Le sue parole trasmettono la bramosia dell’Entità che avvelena la terra, gli animali, gli esseri umani. Un’entità maligna che si maschera dietro una retorica insinuante, ipocrita e incantatoria, di “responsabilità d’impresa”. Un’entità la cui essenza predatoria è animata dallo spirito capitalistico fattosi materia.
La devastazione ambientale che avanza sotto ai nostri occhi pare non trovare freno, chi ne è veicolo si ostina a negare i cambiamenti climatici in corso e, al contempo, ne alimenta le cause. Raccontare e dare rappresentazione all’Entità – come ha ben dimostrato Wu Ming 1 in Un viaggio che non promettiamo breve, da pochi giorni disponibile in free download su Giap, e come ben sa Turi Vaccaro, oggi in galera, che l’Entità ha avuto la forza di sfidare – può essere uno strumento atto a spezzare l’inganno, a mostrare per quel che è la devastazione: fare il vuoto lì dove c’è la vita.
Il racconto è stato regalato da Kali all’Associazione proletari escursionisti (APE), nostri compagni di scarpinate con cui lo scambio è sempre aperto, che a loro volta l’hanno donato ad Alpinismo Molotov per la pubblicazione.
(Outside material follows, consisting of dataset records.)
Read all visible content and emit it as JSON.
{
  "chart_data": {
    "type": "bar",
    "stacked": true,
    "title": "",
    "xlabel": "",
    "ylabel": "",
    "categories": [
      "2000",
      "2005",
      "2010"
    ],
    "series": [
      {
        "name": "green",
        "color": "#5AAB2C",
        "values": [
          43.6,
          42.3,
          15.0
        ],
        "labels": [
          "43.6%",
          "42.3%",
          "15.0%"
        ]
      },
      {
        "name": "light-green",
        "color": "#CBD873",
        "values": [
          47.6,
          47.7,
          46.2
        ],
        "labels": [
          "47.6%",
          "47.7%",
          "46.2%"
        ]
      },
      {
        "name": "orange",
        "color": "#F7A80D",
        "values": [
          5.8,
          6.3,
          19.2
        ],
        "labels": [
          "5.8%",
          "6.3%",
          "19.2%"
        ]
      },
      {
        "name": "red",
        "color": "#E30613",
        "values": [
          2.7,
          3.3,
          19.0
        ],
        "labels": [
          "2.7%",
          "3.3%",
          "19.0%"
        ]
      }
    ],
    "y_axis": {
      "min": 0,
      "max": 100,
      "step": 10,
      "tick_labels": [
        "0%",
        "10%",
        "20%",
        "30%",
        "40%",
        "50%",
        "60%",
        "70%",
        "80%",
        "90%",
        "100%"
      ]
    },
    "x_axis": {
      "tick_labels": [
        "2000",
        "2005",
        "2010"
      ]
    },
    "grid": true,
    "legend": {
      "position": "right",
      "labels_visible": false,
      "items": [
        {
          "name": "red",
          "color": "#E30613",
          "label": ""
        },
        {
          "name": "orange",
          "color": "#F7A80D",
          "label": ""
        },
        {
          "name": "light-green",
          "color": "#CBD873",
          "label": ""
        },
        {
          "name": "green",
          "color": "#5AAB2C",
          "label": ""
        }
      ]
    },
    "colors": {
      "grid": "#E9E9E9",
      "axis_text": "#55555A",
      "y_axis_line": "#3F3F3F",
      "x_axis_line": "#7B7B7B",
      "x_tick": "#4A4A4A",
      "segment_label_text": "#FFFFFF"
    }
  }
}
Cogliamo questa occasione per segnalare che il sempre più ampio network apeino si ritroverà dal 19 al 21 ottobre prossimo al Rifugio Sel Rocca Locatelli al Pian dei Resinelli per un incontro nazionale aperto ad «aderenti e sodali».
Storie di ordinarie trivellazioni
di Kali
Capita a volte di fare letture particolarmente ispiratrici, a me è successo un lunedì mattina con un articolo di Rebecca Solnit; l’autrice partiva dalla considerazione che il silenzio, oltre a essere un momento di quiete e introspezione, può costituire anche una forma di repressione, quando non si ha voce per esempio e diventa un contenitore di non detti.
L’articolo si sviluppava poi su un suo filone ma la mia testa si era subito persa in un déjà vu della domenica appena trascorsa: quella giornata mi sembrava ora un’alternanza di diversi tipi di silenzio, come in quei grafici che salgono e scendono, una specie di elettrocardiogramma emozionale.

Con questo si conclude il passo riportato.